Elle s’est réjouie du bon déroulement des deux jours d’atelier au cours desquels les drafts des avant-projets de loi ont été longuement examinés et enrichis. « Notre principale recommandation, c’est de pouvoir être prises en compte dans tout le processus jusqu’à l’aboutissement des lois en elles-mêmes à l’Assemblée Nationale », a-t-elle conclu.
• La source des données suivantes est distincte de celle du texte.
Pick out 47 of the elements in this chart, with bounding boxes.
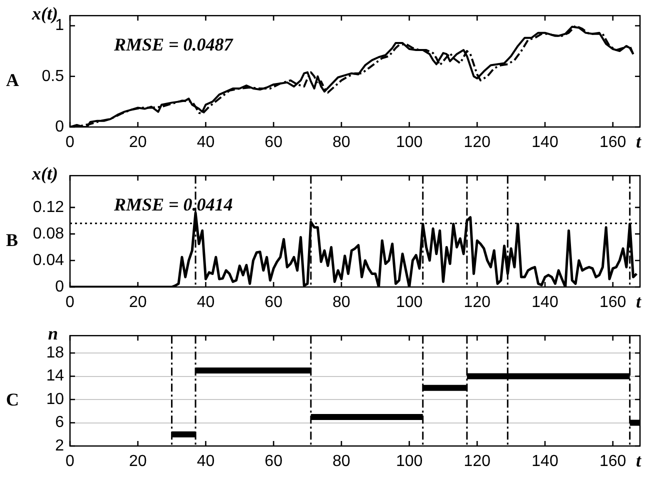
x-tick-label: 120 xyxy=(464,294,491,312)
x-tick-label: 140 xyxy=(532,453,558,470)
y-tick-label: 18 xyxy=(46,344,64,362)
x-tick-label: 160 xyxy=(600,294,626,312)
x-tick-label: 40 xyxy=(196,294,215,312)
y-tick-label: 0.04 xyxy=(32,252,64,269)
x-tick-label: 140 xyxy=(532,294,558,312)
x-tick-label: 60 xyxy=(264,453,283,470)
x-tick-label: 60 xyxy=(264,134,283,152)
x-tick-label: 100 xyxy=(396,294,423,312)
x-tick-label: 60 xyxy=(264,294,283,312)
x-tick-label: 160 xyxy=(600,453,626,470)
x-tick-label: 20 xyxy=(128,294,147,312)
y-axis-title: x(t) xyxy=(31,164,58,184)
x-tick-label: 100 xyxy=(396,134,423,152)
x-tick-label: 100 xyxy=(396,453,423,470)
x-tick-label: 160 xyxy=(600,134,626,152)
x-tick-label: 40 xyxy=(196,453,215,470)
x-tick-label: 80 xyxy=(332,134,350,152)
text: B xyxy=(6,230,18,250)
annotation: RMSE = 0.0414 xyxy=(113,194,233,214)
y-tick-label: 10 xyxy=(46,390,64,408)
y-tick-label: 1 xyxy=(55,17,64,34)
y-tick-label: 6 xyxy=(55,414,64,432)
text: C xyxy=(6,389,19,410)
x-tick-label: 40 xyxy=(196,134,215,152)
y-tick-label: 0.12 xyxy=(32,198,64,216)
x-tick-label: 80 xyxy=(332,453,350,470)
y-tick-label: 0 xyxy=(55,118,64,136)
x-axis-title: t xyxy=(636,292,642,312)
x-tick-label: 140 xyxy=(532,134,558,152)
x-axis-title: t xyxy=(636,132,642,152)
y-axis-title: x(t) xyxy=(31,4,58,24)
y-tick-label: 2 xyxy=(55,437,64,454)
y-tick-label: 14 xyxy=(46,368,64,385)
x-tick-label: 120 xyxy=(464,453,491,470)
x-tick-label: 20 xyxy=(128,134,147,152)
y-axis-title: n xyxy=(48,324,58,344)
x-axis-title: t xyxy=(636,450,642,471)
x-tick-label: 20 xyxy=(128,453,147,470)
annotation: RMSE = 0.0487 xyxy=(113,34,234,54)
x-tick-label: 80 xyxy=(332,294,350,312)
text: A xyxy=(6,70,19,90)
x-tick-label: 120 xyxy=(464,134,491,152)
y-tick-label: 0.08 xyxy=(32,225,64,242)
y-tick-label: 0.5 xyxy=(42,68,64,85)
y-tick-label: 0 xyxy=(55,278,64,296)
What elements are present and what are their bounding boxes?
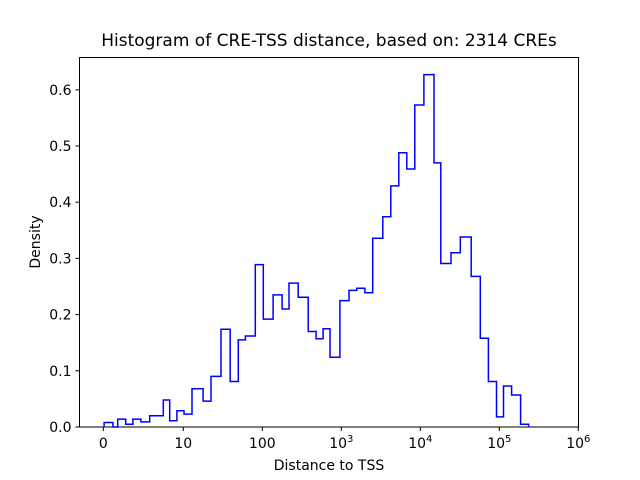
- x-tick-label: 106: [566, 434, 590, 452]
- y-tick-label: 0.2: [49, 308, 71, 324]
- histogram-step-line: [103, 73, 530, 428]
- x-tick-label: 100: [249, 436, 276, 452]
- x-tick-label: 0: [99, 436, 108, 452]
- x-tick-label: 105: [487, 434, 511, 452]
- y-axis-label: Density: [28, 215, 44, 268]
- x-tick-label: 103: [329, 434, 353, 452]
- x-axis-ticks: 0 10 100 103 104 105 106: [99, 427, 590, 452]
- y-tick-label: 0.1: [49, 364, 71, 380]
- axes-spines: [79, 57, 579, 428]
- y-tick-label: 0.0: [49, 420, 71, 436]
- y-tick-label: 0.5: [49, 139, 71, 155]
- y-tick-label: 0.6: [49, 83, 71, 99]
- y-tick-label: 0.4: [49, 195, 71, 211]
- x-axis-label: Distance to TSS: [274, 458, 385, 474]
- y-axis-ticks: 0.0 0.1 0.2 0.3 0.4 0.5 0.6: [49, 83, 79, 436]
- chart-title: Histogram of CRE-TSS distance, based on:…: [101, 31, 557, 51]
- x-tick-label: 10: [174, 436, 192, 452]
- x-tick-label: 104: [408, 434, 432, 452]
- y-tick-label: 0.3: [49, 251, 71, 267]
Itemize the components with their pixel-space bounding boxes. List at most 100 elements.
Cette réussite met en lumière un leadership féminin exemplaire au sommet du CONEP. Mme Fidèle Djebba, première Présidente du CONEP depuis sa création, abat un travail exceptionnel salué par l’ensemble des partenaires. À ses côtés, sa Vice-Présidente, Mme Marie-Florence Hond, incarne également cette dynamique. En plus d’être Vice-Présidente du Conseil National de l’Éducation Populaire, Mme Hond est Ambassadrice Nationale du PRONEC-Réamorce. Ce duo féminin porte avec rigueur et vision les missions d’éducation populaire.

Leur action démontre que le MINJEC, qui porte le CONEP et qui tient beaucoup à cette institution, n’a pas eu tort de lui faire confiance. Le CONEP est en train de montrer toute sa pertinence et son efficacité comme interface crédible entre l’État et la société civile.

Un partenariat salué par l’Union européenne

Présent à la cérémonie, M. Loïc Bruckert, Attaché en charge de l’appui à la société civile et aux droits humains à la Délégation de l’Union européenne au Cameroun, a salué la démarche. « Nous accompagnons le gouvernement du Cameroun, et en particulier ici le ministère de la Jeunesse et de l’Éducation civique à travers nos financements, et nous sommes heureux d’accompagner ce processus ouvert, inclusif et participatif entre les pouvoirs publics, les citoyens et les organisations de la société civile », a-t-il déclaré.

Il a tenu à saluer le fait que le ministère ait ouvert la voie à ce processus permettant aux citoyens de faire entendre leur voix, tout en exprimant le vœu que le rapport produit ait toute sa place dans le processus législatif.

Le CONEP adresse ses sincères remerciements à ses partenaires techniques et financiers qui l’accompagnent dans cette mission, notamment la GIZ et l’Union européenne, dont le soutien constant rend possible cette contribution citoyenne à la consolidation de l’unité nationale.